Any ideas of what this could be? The only thing that comes to mind is noise on the lines, but I have heavily decoupled and bypassed all the components separately and measured the noise levels to find very little noise…

Thanks
Ben

What do you mean by “checking the noise”? Are you using a good oscilloscope with at least 100 MHz bandwidth? If so, what do you measure (peak and rms) on the motor leads, the I/O and power traces to the accelerometer and CPU chips when the motors kick in. Also, what is your construction technique?

That looks a lot like readings of vibrations to me. How do you “decouple” the motors from the sensor?
Lift your chassis into the air, then detach the acceleration sensor (keeping the wires connected) and put it on a sturdy table with a thick book on top of it to stabilize it. (Chassis should not be on the same table, to minimize vibration transmission.) Does it still get those spikes?

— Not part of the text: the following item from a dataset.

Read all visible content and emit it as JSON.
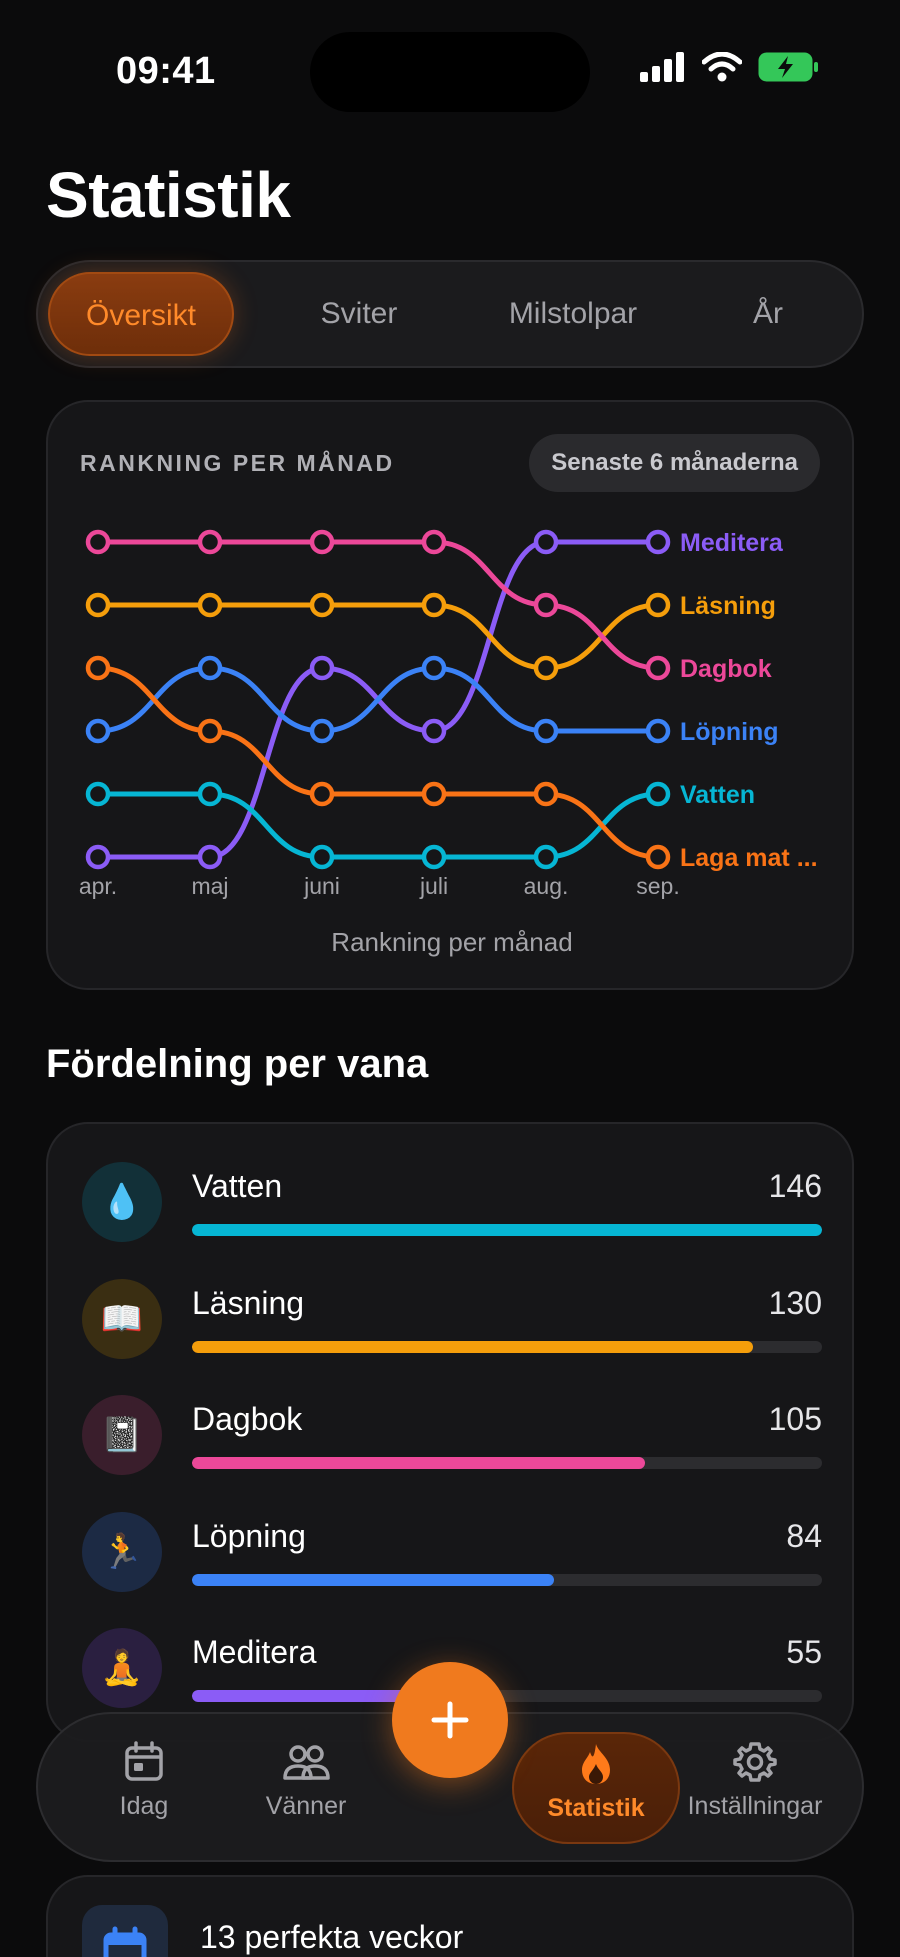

I’m using a LeCroy 300MHz 4 channel DSO to measure the voltages. I don’t have the data in front of me, but the Vpp on the digital lines does not exceed 10mV (@3V nominal). What little I do see, I might attribute to the scope being out of cal. As to construction, this is surface mounted components on a 2 layer PCB. Parts are kind of close together (<1 in) so that might be an issue, not sure. As to mechanically decoupling, exactly what you state. Logic on one board, motors on another, connected via cable (tried with long and short cables, parts connected and not - same outcome). Plus, keep in mind that these values are the equivalent of +/- 2g, so not the kind of vibration that would come from an unsteady hand. I’ll see if I can post the motor voltages during the week…

If your DSO has an FFT function, the major frequency components of the noise might give you a hint about the source. For example, do they depend on motor rpm or PWM frequency?

I don’t think that this is a function of PWM frequency or duty cyle. I have tried multiple frequencies between 1kHz and 100kHz with very little difference. The duty cycle was fixed at 50% for this plot but with different (fixed) values, it basically looks the same.
What is strange (should maybe have mentioned this earlier) is that if I set the accel to be disabled on any of the axes (i.e. clear XEn, YEn or ZEn for CTRL_REG1_A (Address 0x20)) the value I receive is not zero but shows the same/similar noisy signal. At first I thought there might be something wrong on the I2C lines, but they look sharp and crisp and nothing else is communicating on that bus. It almost seems as if there was some electrostatic field that is moving the mems sensor irrespective of acceleration. Is that possible? How would I check/fix that?

P.S. thanks for the replies so far…

Well, there is the built in magnetometer, which would be affected by the motor magnetic fields… Crosstalk?

Tried with the Magnetometer in power down mode. Same deal. I would expect this to be based on a hall effect sensor so provided it is powered down there should be no effect.

This would be my guess as to what’s happening. Do you have your setup connected with wires in a way that you could try moving the LSM303DLHC closer and farther from the motors while they’re running without changing any connections to see what effect that has?

Can you try twisting your motor leads to see if that cuts down on the noise?